Monday, January 25, 2016

Sunday is Our Custom Customers


 
“Jesus went to the synagogue on the Sabbath day, as was his custom.”

If you are in church on this snowy, icy, cold morning it is your custom to be here!  Art Bunton used to pull me aside after the late service and tell me I needed to preach about the importance of coming to church every week.  “But Art,” I would say, “the only people who will hear me are the people who don’t need me to say it!”  Most likely you are familiar with the phrase “preaching to the choir”.  Well today I want to coin the phrase “Sunday is our Custom Customers.”  You folks are to church services what letter carriers are to delivering the mail… neither snow nor rain nor heat nor gloom of night will keep you from getting to church within eight minutes give-or-take of when the service begins.

We are learning more about the synagogues Jesus attended.  Because archeologists had never found their ruins, for a long time it was thought the synagogues around the Sea of Galilee were small, simple structures that did not stand the test of time.  It made sense because the rural, poor agrarian communities of the region would not have been able to afford to build something significant and, in fact, did not need to because the Jerusalem Temple was only a week’s walk away.

But just a few years ago a dig uncovered a synagogue from the time of Jesus in the hometown of Mary Magdalene on those shores of the Sea of Galilee.  It was big enough to hold over 200 people and, considering the era and location, was much more opulent than anyone ever expected.  It had a mosaic floor, multi-color frescoes on its walls, chambers for private reading and study, a room to house the scrolls, and a bowl at the entrance for ritual washing.  In the center of the sanctuary, archaeologists unearthed a mysterious stone about the size and shape of a small chest.  Various images were carved on its flat surfaces, including a seven-branched menorah and a chariot of fire, along with symbols associated with the Temple.

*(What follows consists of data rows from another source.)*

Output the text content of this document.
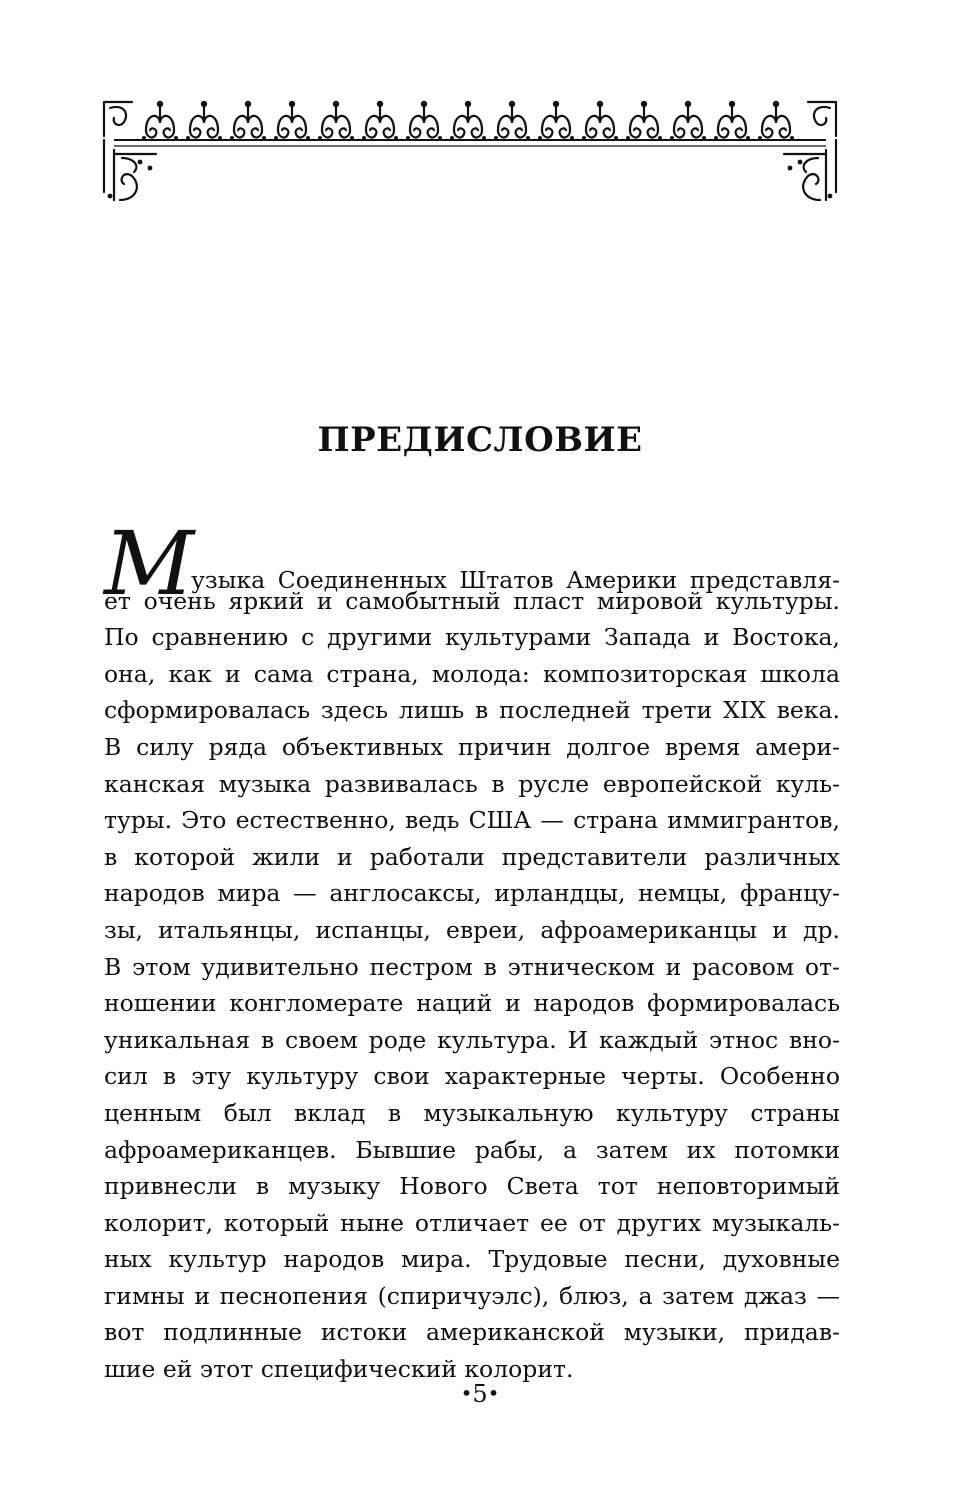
ПРЕДИСЛОВИЕ
Музыка Соединенных Штатов Америки представля-
ет очень яркий и самобытный пласт мировой культуры.
По сравнению с другими культурами Запада и Востока,
она, как и сама страна, молода: композиторская школа
сформировалась здесь лишь в последней трети XIX века.
В силу ряда объективных причин долгое время амери-
канская музыка развивалась в русле европейской куль-
туры. Это естественно, ведь США — страна иммигрантов,
в которой жили и работали представители различных
народов мира — англосаксы, ирландцы, немцы, францу-
зы, итальянцы, испанцы, евреи, афроамериканцы и др.
В этом удивительно пестром в этническом и расовом от-
ношении конгломерате наций и народов формировалась
уникальная в своем роде культура. И каждый этнос вно-
сил в эту культуру свои характерные черты. Особенно
ценным был вклад в музыкальную культуру страны
афроамериканцев. Бывшие рабы, а затем их потомки
привнесли в музыку Нового Света тот неповторимый
колорит, который ныне отличает ее от других музыкаль-
ных культур народов мира. Трудовые песни, духовные
гимны и песнопения (спиричуэлс), блюз, а затем джаз —
вот подлинные истоки американской музыки, придав-
шие ей этот специфический колорит.
•5•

Given Luke’s report that Jesus went throughout Galilee preaching and teaching in various synagogues, it is most likely he did so at least once in this very location.  Far from back-water, country rubes, his audience was well-educated and steeped in the Hebrew scriptures.  They knew how to find a particular passage in a specific scroll.  They shared the tasks of reading in public and expounding on the meaning of what was read. 

We can imagine the synagogue functioned much the way our church does.  It was a place to encounter God and to rehearse cherished traditions.  It provided a space to offer prayers of thanksgiving, contrition, and concern.  It was where one went to question and to learn.  It was a communal gathering point to talk about the events day.  No matter where he was, it was Jesus’ custom to attend a synagogue on the Sabbath day.  We Sunday is our Custom Customers understand why.  We get it.

There is no word if synagogues held annual meetings.  Still, they, like we, had to manage budgets, address issues of building maintenance,  line up volunteers, and get word out about births, marriages, burials, and other life events to be celebrated.  In the days prior to his baptism, Jesus no doubt did his part to tend to these mundane tasks.

And while it was his custom to go to synagogue on the Sabbath, the gospels reveal once Jesus began his public ministry his experiences in these houses of worship became more and more contentious.  He heals a person in a synagogue on the Sabbath, forgiving that person’s sins, and this sets off a firestorm.  Today’s reading, with its sermon in his hometown synagogue in front of those who knew him best did not go well either.  Congregants are enraged when Jesus claims to be the fulfillment of prophecy.  They want to throw him off a cliff, but he slips away.

So Jesus increasingly takes his message to the streets, the lakeshores, and the hillsides, while not neglecting to attend synagogue.  His mission is not dependent on his popularity.  Luke tells us Jesus engages his mission because he is filled with the Holy Spirit.  It is the same Spirit you and I receive at baptism; the same Spirit we invite to live in us, to move around us, and to work through us. 

It is my observation that we Sunday is our Custom Customers are Spirit filled/Spirit fueled people.  We show up out of more than habit.  We sense how God has called us, how God has equipped us, and how God has placed us here in Suffolk at St. Paul’s.  It drives who we are, what we do, and how we are in relationship with one another.  Thank you for being a blessing in my life and for blessing so many others in and through this place – as is your custom!